# taz.de -- Keine Eile beim Atomausstieg: Ein Spiel auf Zeit
       
       > Vattenfall hat noch immer keine Konzepte zur Stilllegung der
       > Atomkraftwerke Brunsbüttel und Krümmel vorgelegt. Grüne und Robin Wood
       > kritisieren Sicherheitsrisiken.
       
 (IMG) Bild: Rein mit den Brennelementen oder lieber raus? Wartungsarbeiten am Brennelemente-Lagerbecken im AKW Krümmel.
       
       HAMBURG taz | Für den Atomausstieg in Schleswig-Holstein gibt es keinen
       Plan: Zum Abriss der beiden Atomkraftwerke Krümmel und Brunsbüttel habe
       sich Betreiber Vattenfall "gegenüber der Atomaufsicht bislang noch nicht
       erklärt". Das hat jetzt die Landesregierung in Kiel auf zwei Anfragen der
       grünen Landtagsabgeordneten Detlef Matthiessen und Bernd Voß mitgeteilt.
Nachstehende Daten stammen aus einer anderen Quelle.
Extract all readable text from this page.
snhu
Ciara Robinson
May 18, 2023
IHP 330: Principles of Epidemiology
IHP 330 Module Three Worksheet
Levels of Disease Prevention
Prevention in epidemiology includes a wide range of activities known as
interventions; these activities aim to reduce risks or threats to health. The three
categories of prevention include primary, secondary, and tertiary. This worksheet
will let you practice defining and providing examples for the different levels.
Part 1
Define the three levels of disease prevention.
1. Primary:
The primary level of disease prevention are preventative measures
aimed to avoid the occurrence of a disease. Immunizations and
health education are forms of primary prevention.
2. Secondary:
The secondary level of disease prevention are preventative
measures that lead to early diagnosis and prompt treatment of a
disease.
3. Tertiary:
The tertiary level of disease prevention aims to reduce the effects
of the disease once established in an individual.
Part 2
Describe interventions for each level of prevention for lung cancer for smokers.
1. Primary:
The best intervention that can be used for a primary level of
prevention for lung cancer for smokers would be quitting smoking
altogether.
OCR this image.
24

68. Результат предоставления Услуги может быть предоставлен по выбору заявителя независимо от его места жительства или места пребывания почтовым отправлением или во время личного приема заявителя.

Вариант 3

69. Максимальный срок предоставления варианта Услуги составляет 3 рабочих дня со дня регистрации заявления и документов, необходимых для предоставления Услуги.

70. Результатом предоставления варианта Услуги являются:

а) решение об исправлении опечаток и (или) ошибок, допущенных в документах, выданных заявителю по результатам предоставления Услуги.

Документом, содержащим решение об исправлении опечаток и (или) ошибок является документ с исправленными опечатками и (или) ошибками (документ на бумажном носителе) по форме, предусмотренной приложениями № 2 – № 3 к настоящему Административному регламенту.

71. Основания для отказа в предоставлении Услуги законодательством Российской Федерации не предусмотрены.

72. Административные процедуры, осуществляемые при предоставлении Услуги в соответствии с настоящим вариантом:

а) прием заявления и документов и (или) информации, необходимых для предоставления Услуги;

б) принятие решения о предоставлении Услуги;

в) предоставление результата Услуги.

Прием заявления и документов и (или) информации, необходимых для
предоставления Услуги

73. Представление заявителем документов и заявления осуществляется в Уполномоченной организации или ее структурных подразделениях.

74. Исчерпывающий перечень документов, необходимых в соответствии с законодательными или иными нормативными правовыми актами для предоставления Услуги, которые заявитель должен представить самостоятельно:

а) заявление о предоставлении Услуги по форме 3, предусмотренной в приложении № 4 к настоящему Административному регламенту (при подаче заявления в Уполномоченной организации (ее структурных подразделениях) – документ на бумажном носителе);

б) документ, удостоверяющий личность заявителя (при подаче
       Bislang habe zu dem Thema erst ein "Grundsatzgespräch" zwischen der
       schleswig-holsteinischen Atomaufsichtsbehörde und Vattenfall im September
       2011 stattgefunden. "Wesentliches Ergebnis war, dass Vattenfall sich
       gegenwärtig in einer Planungsphase befindet", teilt die Landesregierung
       lediglich mit.
       
       Und eben das findet Matthiessen "skandalös". Die CDU-FDP-Regierung in Kiel
       "übt keinen Druck auf Vattenfall aus", so seine Erkenntnis. "Offensichtlich
       hat der Konzern keine Eile, seine Atomkraftwerke zurückzubauen, und die
       Landesregierung sieht tatenlos zu", sagt Matthiessen. Damit der Rückbau
       zügig beginnen könne, müssten die Details des Vorgehens rasch geklärt
       werden. "Wir erwarten, dass sehr schnell die Konzepte dafür auf den Tisch
       gelegt werden."
       
       Die beiden Atomreaktoren an der Unterelbe stehen seit Sommer vorigen Jahres
       gemäß den Atomausstiegsbeschlüssen des Bundestages still. Abgeschaltet sind
       sie nach Kurzschlüssen und dem Brand von Transformatoren bereits seit Juni
       2007 (siehe Kasten). Seitdem waren sie für rund 700 Millionen Euro
       repariert und nachgerüstet worden - Investitionen, die aufgrund der
       verkündeten Energiewende in Deutschland nunmehr sinnlos sind.
       
       Für den Abbau der Meiler haben die Betreiber Rückstellungen in ihren
       Bilanzen ausgewiesen. Diese betrugen nach Angaben der Kieler Atomaufsicht
       Ende 2010 für Krümmel 1,857 Milliarden Euro, für Brunsbüttel 1,602
       Milliarden Euro. Ob diese Beträge ausreichen für den Abriss und die sichere
       Endlagerung der atomaren Brennstäbe und des radioaktiven Abfalls, vermag
       sie aber nicht zu beurteilen. Das sei "von einer Vielzahl von
       Einflussfaktoren abhängig und deshalb nur sehr schwer exakt einschätzbar",
       so die Aufsichtsbehörde. Eine Vergleichszahl aber nennt die Atomaufsicht:
       Für den Rückbau des Atomkraftwerks Greifswald in Mecklenburg-Vorpommern,
       das nach der Wiedervereinigung stillgelegt worden war, seien "von 1995 bis
       heute mehr als drei Milliarden Euro aufgewendet" worden. Vattenfall war am
       Sonntag zu keiner Stellungnahme in der Lage, stellte diese aber für den
       heutigen Montag in Aussicht.
       
       "Erhebliche Sicherheitsrisiken" sieht Dirk Seifert, Energiereferent der
       Umweltorganisation Robin Wood. Alles hoch radioaktive Material müsse
       schnellstens aus dem Reaktor und den wassergefüllten Abklingbecken geholt
       werden, fordert er. Dann könnten die Kühlsysteme abgeschaltet werden: "Das
       wäre der erste Schritt hin zu deutlich mehr Sicherheit", meint Seifert.
       
       Im Reaktordruckbehälter des Meilers Brunsbüttel befinden sich nach Angabe
       der Atomaufsicht noch 523 atomare Brennelemente, in Krümmel sogar 840.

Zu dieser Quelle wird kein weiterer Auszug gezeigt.